The Attempt at a Solution

I thought that one can use comparison test where; \sum b_n= \frac{1}{n^{1/2}}.
Since p<1 ---> divergent. But many of the students says it converges. Some suggestions?

We know that the series is alternating, and if I use its test I get that it converges. Reckon that perhaps the fault lies there?

 

[hilbert2]

Let's define a function that's related to that series:

$f(x) = \frac{1}{2}\sum_{n=2}^{\infty}sin(\frac{n\pi x}{2})$ .

Now obviously the sum of the original series, if it exists, is $f(1)$. Is the expression of $f(x)$ the Fourier series of some function that you know?

EDIT1: This might help: http://functions.wolfram.com/GeneralizedFunctions/DiracDelta/06/01/

Is the Dirac delta an acceptable function in the sense of rigorous mathematics?

EDIT2: Also, if a sum of terms $a_k$ is convergent, what can we tell about the limit of the sequence $(a_k)$ when $k \rightarrow \infty$ ?

 

[Ray Vickson]

Homework Statement

\sum_{n=2}^{\infty}sin(\frac{\pi*n}{2})/{2}I don't have a solution, and wondered if the execution is correct.

The Attempt at a Solution

I thought that one can use comparison test where; \sum b_n= \frac{1}{n^{1/2}}.
Since p<1 ---> divergent. But many of the students says it converges. Some suggestions?

We know that the series is alternating, and if I use its test I get that it converges.
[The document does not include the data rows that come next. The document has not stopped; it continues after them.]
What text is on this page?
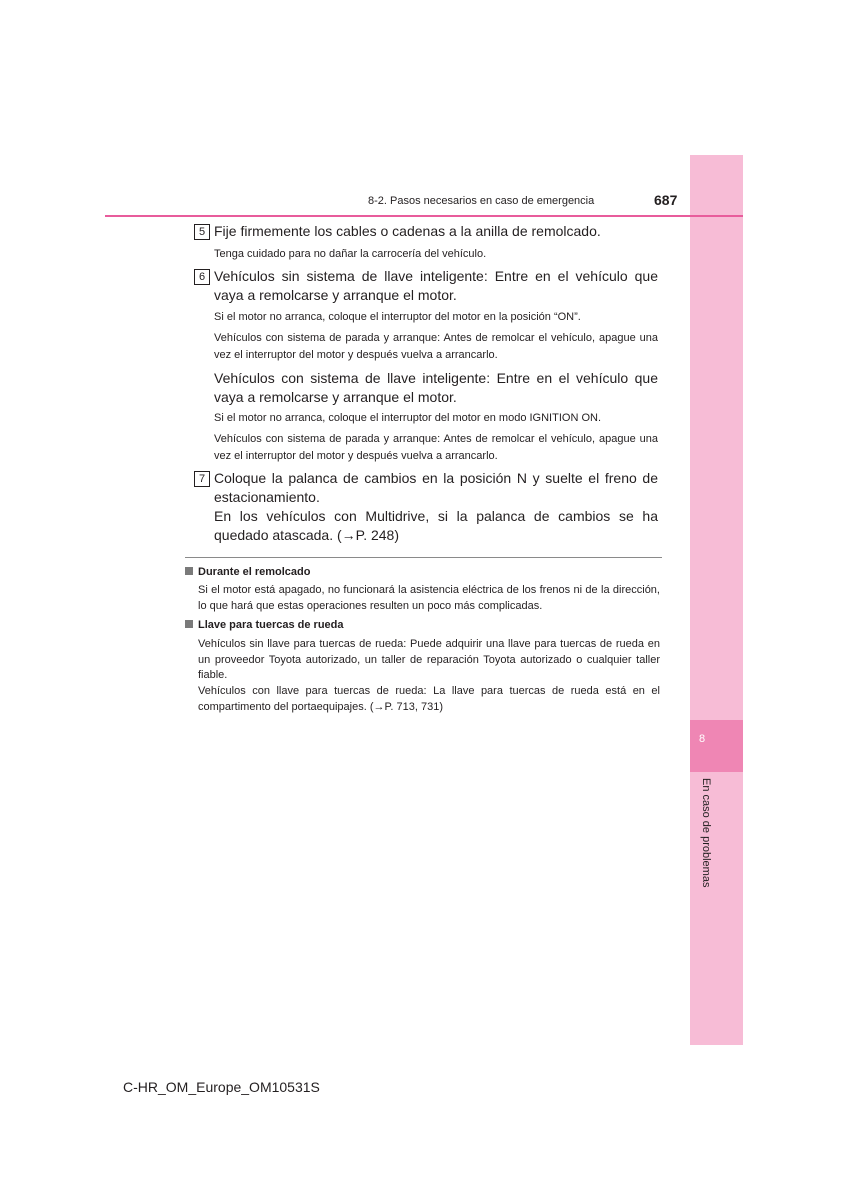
8
En caso de problemas
8-2. Pasos necesarios en caso de emergencia	687
5 Fije firmemente los cables o cadenas a la anilla de remolcado.
Tenga cuidado para no dañar la carrocería del vehículo.
6 Vehículos sin sistema de llave inteligente: Entre en el vehículo que vaya a remolcarse y arranque el motor.
Si el motor no arranca, coloque el interruptor del motor en la posición “ON”.
Vehículos con sistema de parada y arranque: Antes de remolcar el vehículo, apague una vez el interruptor del motor y después vuelva a arrancarlo.
Vehículos con sistema de llave inteligente: Entre en el vehículo que vaya a remolcarse y arranque el motor.
Si el motor no arranca, coloque el interruptor del motor en modo IGNITION ON.
Vehículos con sistema de parada y arranque: Antes de remolcar el vehículo, apague una vez el interruptor del motor y después vuelva a arrancarlo.
7 Coloque la palanca de cambios en la posición N y suelte el freno de estacionamiento.
En los vehículos con Multidrive, si la palanca de cambios se ha quedado atascada. (→P. 248)
Durante el remolcado
Si el motor está apagado, no funcionará la asistencia eléctrica de los frenos ni de la dirección, lo que hará que estas operaciones resulten un poco más complicadas.
Llave para tuercas de rueda
Vehículos sin llave para tuercas de rueda: Puede adquirir una llave para tuercas de rueda en un proveedor Toyota autorizado, un taller de reparación Toyota autorizado o cualquier taller fiable.
Vehículos con llave para tuercas de rueda: La llave para tuercas de rueda está en el compartimento del portaequipajes. (→P. 713, 731)
C-HR_OM_Europe_OM10531S
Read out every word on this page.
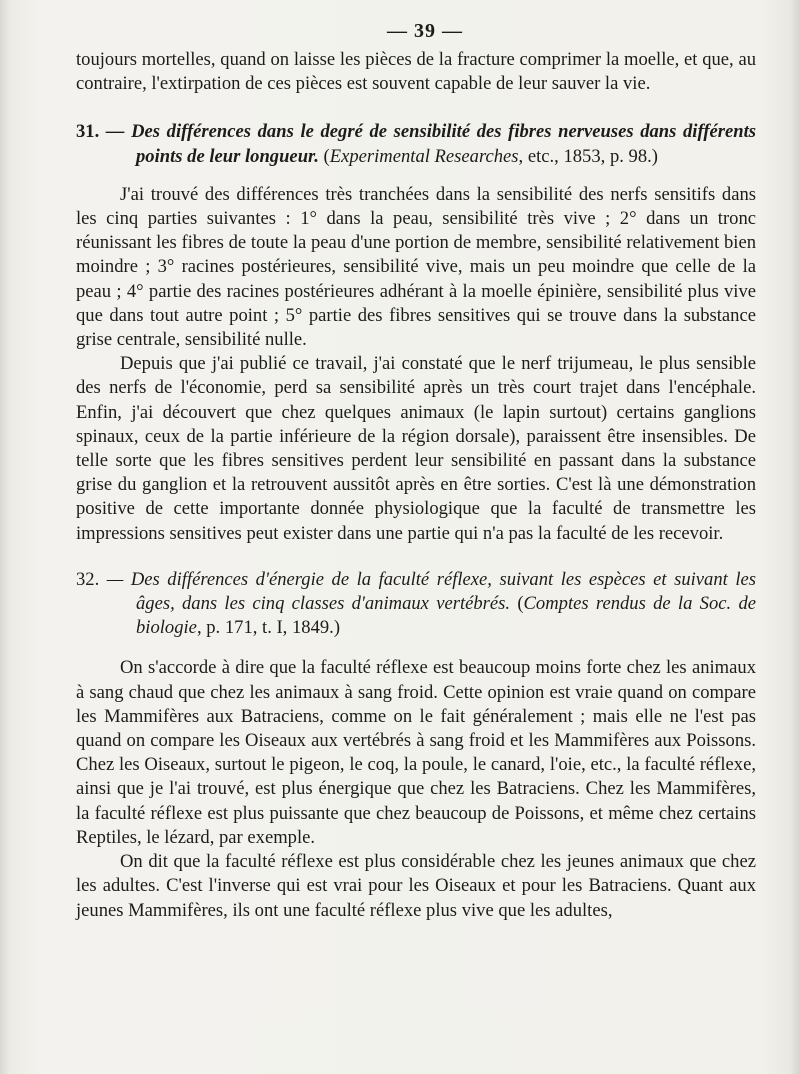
— 39 —

toujours mortelles, quand on laisse les pièces de la fracture comprimer la moelle, et que, au contraire, l'extirpation de ces pièces est souvent capable de leur sauver la vie.

31. — Des différences dans le degré de sensibilité des fibres nerveuses dans différents points de leur longueur. (Experimental Researches, etc., 1853, p. 98.)

J'ai trouvé des différences très tranchées dans la sensibilité des nerfs sensitifs dans les cinq parties suivantes : 1° dans la peau, sensibilité très vive ; 2° dans un tronc réunissant les fibres de toute la peau d'une portion de membre, sensibilité relativement bien moindre ; 3° racines postérieures, sensibilité vive, mais un peu moindre que celle de la peau ; 4° partie des racines postérieures adhérant à la moelle épinière, sensibilité plus vive que dans tout autre point ; 5° partie des fibres sensitives qui se trouve dans la substance grise centrale, sensibilité nulle.

Depuis que j'ai publié ce travail, j'ai constaté que le nerf trijumeau, le plus sensible des nerfs de l'économie, perd sa sensibilité après un très court trajet dans l'encéphale. Enfin, j'ai découvert que chez quelques animaux (le lapin surtout) certains ganglions spinaux, ceux de la partie inférieure de la région dorsale), paraissent être insensibles. De telle sorte que les fibres sensitives perdent leur sensibilité en passant dans la substance grise du ganglion et la retrouvent aussitôt après en être sorties. C'est là une démonstration positive de cette importante donnée physiologique que la faculté de transmettre les impressions sensitives peut exister dans une partie qui n'a pas la faculté de les recevoir.

32. — Des différences d'énergie de la faculté réflexe, suivant les espèces et suivant les âges, dans les cinq classes d'animaux vertébrés. (Comptes rendus de la Soc. de biologie, p. 171, t. I, 1849.)

On s'accorde à dire que la faculté réflexe est beaucoup moins forte chez les animaux à sang chaud que chez les animaux à sang froid. Cette opinion est vraie quand on compare les Mammifères aux Batraciens, comme on le fait généralement ; mais elle ne l'est pas quand on compare les Oiseaux aux vertébrés à sang froid et les Mammifères aux Poissons. Chez les Oiseaux, surtout le pigeon, le coq, la poule, le canard, l'oie, etc., la faculté réflexe, ainsi que je l'ai trouvé, est plus énergique que chez les Batraciens. Chez les Mammifères, la faculté réflexe est plus puissante que chez beaucoup de Poissons, et même chez certains Reptiles, le lézard, par exemple.

On dit que la faculté réflexe est plus considérable chez les jeunes animaux que chez les adultes. C'est l'inverse qui est vrai pour les Oiseaux et pour les Batraciens. Quant aux jeunes Mammifères, ils ont une faculté réflexe plus vive que les adultes,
Reckon that perhaps the fault lies there?

Well, the actual terms for $n = 2,3,4, \ldots$ are 0, -1/2, 0, 1/2, 0, -1/2, 0, 1/2, 0, ... . Do you think those terms give a convergent series?

 

[hilbert2]

Maybe in the sense of Cesaro summability...

 

[Ray Vickson]

Maybe in the sense of Cesaro summability...

I would rather that the OP have a good grasp of ordinary convergence/divergence before exploring more arcane topics like cesaro or Abel or ... summability.